Version: unspecified (using KDE 4.5.1)
[This relates to my work on an Okteta Structure Definition for Compound File Binary File Format, which is described in MS-CFB specification]
It would be nice to have ability to handle strings (including wide character strings). MS-CFB describes a 64 byte block, which is an array of up to 31 UTF-16 characters followed by a null terminator.
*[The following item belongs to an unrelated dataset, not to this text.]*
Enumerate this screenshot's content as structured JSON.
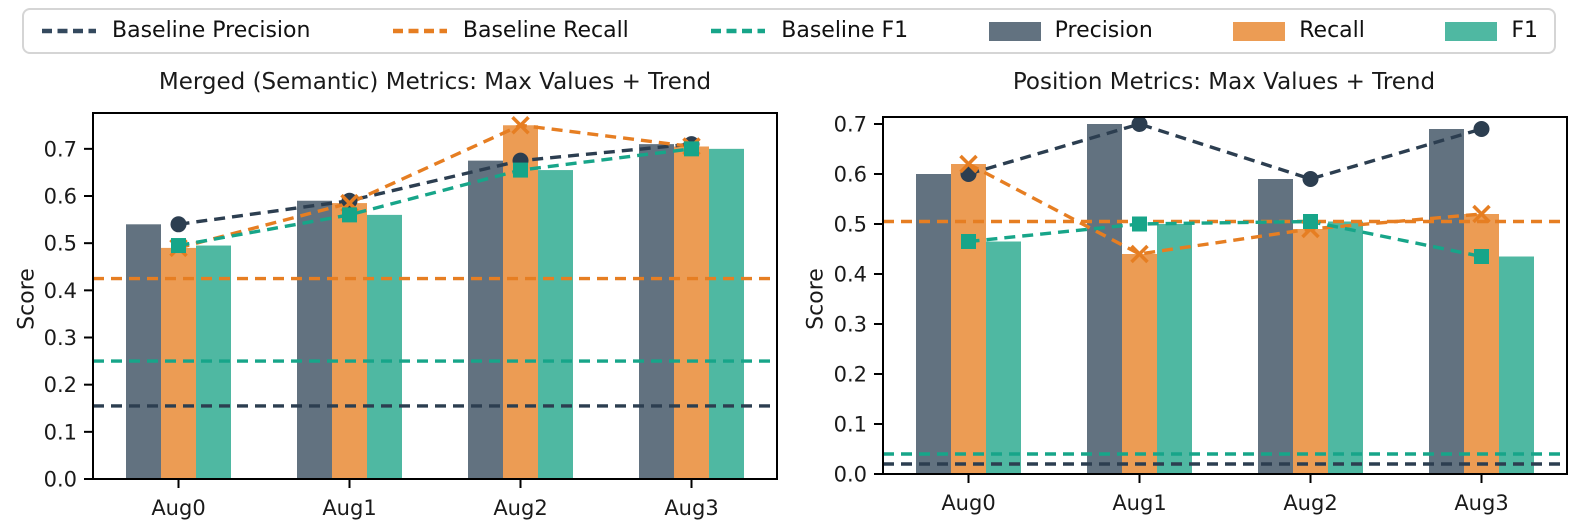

I'd like to be able to show the text (as a unicode string), but the best I can do is an array of 32 elements of uint16, which isn't so easy to read.
<array name="Directory Entry Name" length="32">
<primitive type="UInt16" />
Some options that could be considered:
- treat it as an array (as I do now), but add an extra attribute that shows how it should be rendered (like display="number", display="string")
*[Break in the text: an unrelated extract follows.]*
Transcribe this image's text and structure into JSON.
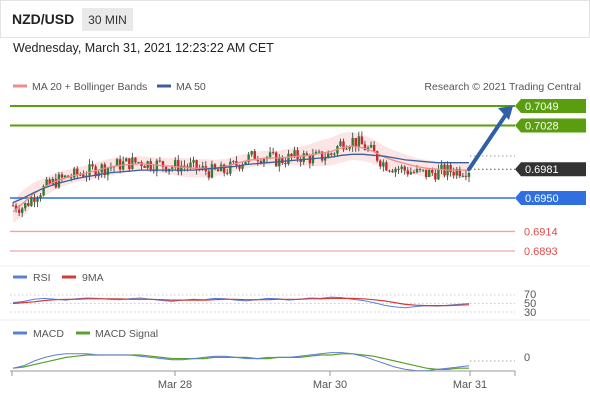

- add a new primitive type (like type="string") and some attributes for fixed length, null terminated, ucs2/utf8/ascii.
- add several new primitive types (like type="FixedLengthString", type="FixedLengthWideString", type="NullTerminatedString", type="NullTerminatedWideString")
The display attribute could be used to avoid conflicts between char and int8/uint8, but I recognise that this would still require backwards-compatibility hacks.
Steps to Reproduce:
Its probably easiest to see in a file with UTF-16 strings.
I can provide the .osd and .desktop that I'm working on, if required.
Display is a vertical display of the array in hex.
I'd prefer to show the string
Better support for strings is already on my TODO list.
I wanted to add support for null terminated ASCII C-strings, null terminated utf8,
null terminated and fixed length UTF16 and UTF32.
Probably Latin1 with configurable charset would also be a good idea.
I'm afraid I'm fairly busy the next weeks, but should have enough time to implement this in February.
SVN commit 1230377 by arichardson:
Add basic support for strings in structures.
Currently supported encodings are ASCII and UTF16-LE/BE.
Strings can be added to.osd by using the <string> element.
Strings can have a fixed length (byte count or character count),
be terminated by a certain unicode code point, or both (whichever occurs first)
M +6 -0 CMakeLists.txt
M +0 -6 view/structures/datatypes/abstractarraydatainformation.cpp
M +2 -3 view/structures/datatypes/abstractarraydatainformation.h
M +22 -11 view/structures/datatypes/datainformation.cpp
M +21 -10 view/structures/datatypes/datainformation.h
M +6 -1 view/structures/datatypes/datainformationbase.cpp
M +3 -2 view/structures/datatypes/datainformationbase.h
A view/structures/datatypes/dummydatainformation.cpp [License: LGPL]
A view/structures/datatypes/dummydatainformation.h [License: LGPL]
M +0 -5 view/structures/datatypes/dynamiclengtharraydatainformation.h
A view/structures/datatypes/strings (directory)
A view/structures/datatypes/strings/asciistringdata.cpp [License: LGPL]
A view/structures/datatypes/strings/asciistringdata.h [License: LGPL]
A view/structures/datatypes/strings/stringdata.cpp [License: LGPL]
A view/structures/datatypes/strings/stringdata.h [License: LGPL]
A view/structures/datatypes/strings/stringdatainformation.cpp [License: LGPL]
A view/structures/datatypes/strings/stringdatainformation.h [License: LGPL]
A view/structures/datatypes/strings/utf16stringdata.cpp [License: LGPL]
A view/structures/datatypes/strings/utf16stringdata.h [License: LGPL]
M +2 -2 view/structures/datatypes/topleveldatainformation.h
M +86 -8 view/structures/parsers/osdparser.cpp
M +3 -2 view/structures/parsers/osdparser.h
M +11 -10 view/structures/structtool.cpp
M +3 -0 view/structures/structtreemodel.cpp
WebSVN link: http://websvn.kde.org/?view=rev&revision=1230377
Closing this bug, since Latin1, UTF8 and UTF32 have been added by now
Thanks for this functionality, and all your other work too. Much appreciated.